为何最终我放弃了 Go 的 sync.Pool-golang-CSS教程网

为何最终我放弃了 Go 的 sync.Pool

声明: 本文并非否定 sync.Pool，而是分享技术选型的思考过程，帮助大家更准确地使用它

一、使用场景

一句话总结：保存和复用临时对象，减少内存分配，降低GC压力

1.1、引入：

举个简单的例子：

type User struct {
    ID       int64  `json:"id"`
    Username string `json:"username"`
    Email    string `json:"email"`
    Profile  [512]byte `json:"profile_data"` // 简介
}

var buf, _ = json.Marshal(
		User{
			ID: 1, 
			Username: "john_doe", 
			Email: "john@example.***",
		   },
		)

 user := &User{}
 json.Unmarshal(buf, user)

json的反序列化在数据解析和网络通信中非常常见，当程序并发度非常高的情况下，
短时间内需要创建大量临时对象。而这些临时对象都是分配在堆上的，会给GC造成很大的压力，严重影响程序的性能。
所以可以通过sync.Pool来解决。

1.2、什么是sync.pool？

Go语言，从1.3版本开始提供对象重用机制，即 sync.Pool。
sync.Pool 是 sync 包下的一个组件，可以作为保存临时取还对象的一个“池子”。
同时sync.Pool是可伸缩且并发安全的，他的大小受限于内存的大小。sync.Pool用于存储那些被分配了但是没有被使用，而未来还会使用的值。

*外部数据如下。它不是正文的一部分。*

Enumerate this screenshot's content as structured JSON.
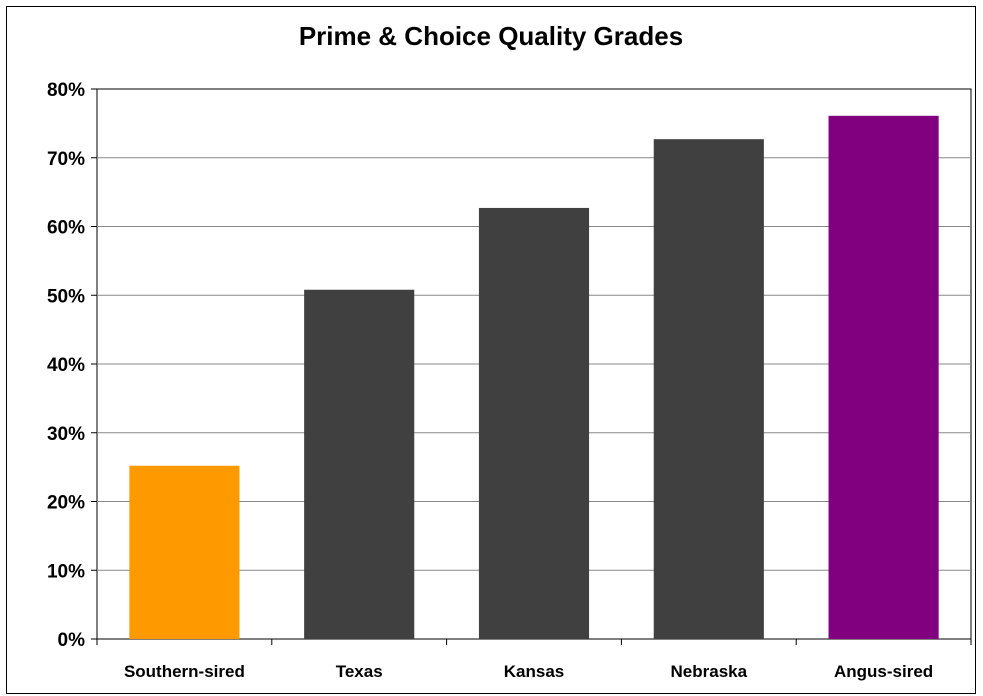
{
  "chart_data": {
    "type": "bar",
    "title": "Prime & Choice Quality Grades",
    "xlabel": "",
    "ylabel": "",
    "categories": [
      "Southern-sired",
      "Texas",
      "Kansas",
      "Nebraska",
      "Angus-sired"
    ],
    "values": [
      25.2,
      50.8,
      62.7,
      72.7,
      76.1
    ],
    "bar_colors": [
      "#FF9900",
      "#404040",
      "#404040",
      "#404040",
      "#800080"
    ],
    "ylim": [
      0,
      80
    ],
    "yticks": [
      0,
      10,
      20,
      30,
      40,
      50,
      60,
      70,
      80
    ],
    "ytick_labels": [
      "0%",
      "10%",
      "20%",
      "30%",
      "40%",
      "50%",
      "60%",
      "70%",
      "80%"
    ],
    "grid": true,
    "legend": "none"
  }
}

这样就不用再次经过内存分配，而是直接复用对象，减轻GC压力，从而提升性能。

但个人觉得它的命名可能造成误解，因为 Pool 里装的对象可以被无通知地被回收，可能 sync.Cache(临时缓存) 是一个更合适的名字。

二、如何使用

sync.Pool 的使用方式非常简单：

2.1、声明对象池

只需要实现New函数即可，当对象池(sync.Pool)中没有对象时，就会自动调用New函数进行。

var userPool = sync.Pool{
    New: func() interface{} { 
        return new(User) 
    },
}

2.2、GET & PUT

// 取出
user := userPool.Get().(*User) 
json.Unmarshal(buf,user)
// 放回
userPool.Put(user)

Get() 用于从对象池中获取对象，因为返回值是 interface{}，因此需要类型转换。
Put() 则是在对象使用完毕后，返回对象池。

三、实例：

3.1、标准库中的应用

3.1.1: fmt.Printf

Go语言标准库大量使用了sync.Pool，例如: fmt和encoding/json
以下是fmt.Printf的源代码(go/src/fmt/print.go) - 你也可以到本地Go源码自行查看

// go 1.13.6

// pp is used to store a printer's state and is reused with sync.Pool to avoid allocations.
// pp用于存储打印机的状态，并与sync.Pool一起重用。以避免分配。
type pp struct {
    buf buffer
    ...
}

var ppFree = sync.Pool{
	New: func() interface{} { return new(pp) },
}

// newPrinter allocates a new pp struct or grabs a cached one.
// newPrinter分配了一个新的pp结构体或获取一个缓存的pp结构体。
func newPrinter() *pp {
	p := ppFree.Get().(*pp)
	p.panicking = false
	p.erroring = false
	p.wrapErrs = false
	p.fmt.init(&p.buf)
	return p
}

// free saves used pp structs in ppFree; avoids an allocation per invocation.
// 在ppFree中保存使用过的pp结构体；避免每次调用分配。
func (p *pp) free() {
	if cap(p.buf) > 64<<10 {
		return
	}

	p.buf = p.buf[:0]
	p.arg = nil
	p.value = reflect.Value{}
	p.wrappedErr = nil
	ppFree.Put(p)
}

func Fprintf(w io.Writer, format string, a ...interface{}) (n int, err error) {
	p := newPrinter()
	p.doPrintf(format, a)
	n, err = w.Write(p.buf)
	p.free()
	return
}

// Printf formats a***ording to a format specifier and writes to standard output.
// Printf根据格式说明符进行格式化，并写入标准输出。
// It returns the number of bytes written and any write error encountered.
// 返回写入的字节数和遇到的任何写入错误。
func Printf(format string, a ...interface{}) (n int, err error) {
	return Fprintf(os.Stdout, format, a...)
}

fmt.Printf 的调用是非常频繁的，利用 sync.Pool 复用 pp 对象能够极大地提升性能，减少内存占用，同时降低 GC 压力。

3.2、Gin框架的应用(context)

在Gin框架中，Context 对象代表了处理一个HTTP请求的上下文。每个请求都需要一个Context，请求处理完毕，Context的生命周期也就结束了。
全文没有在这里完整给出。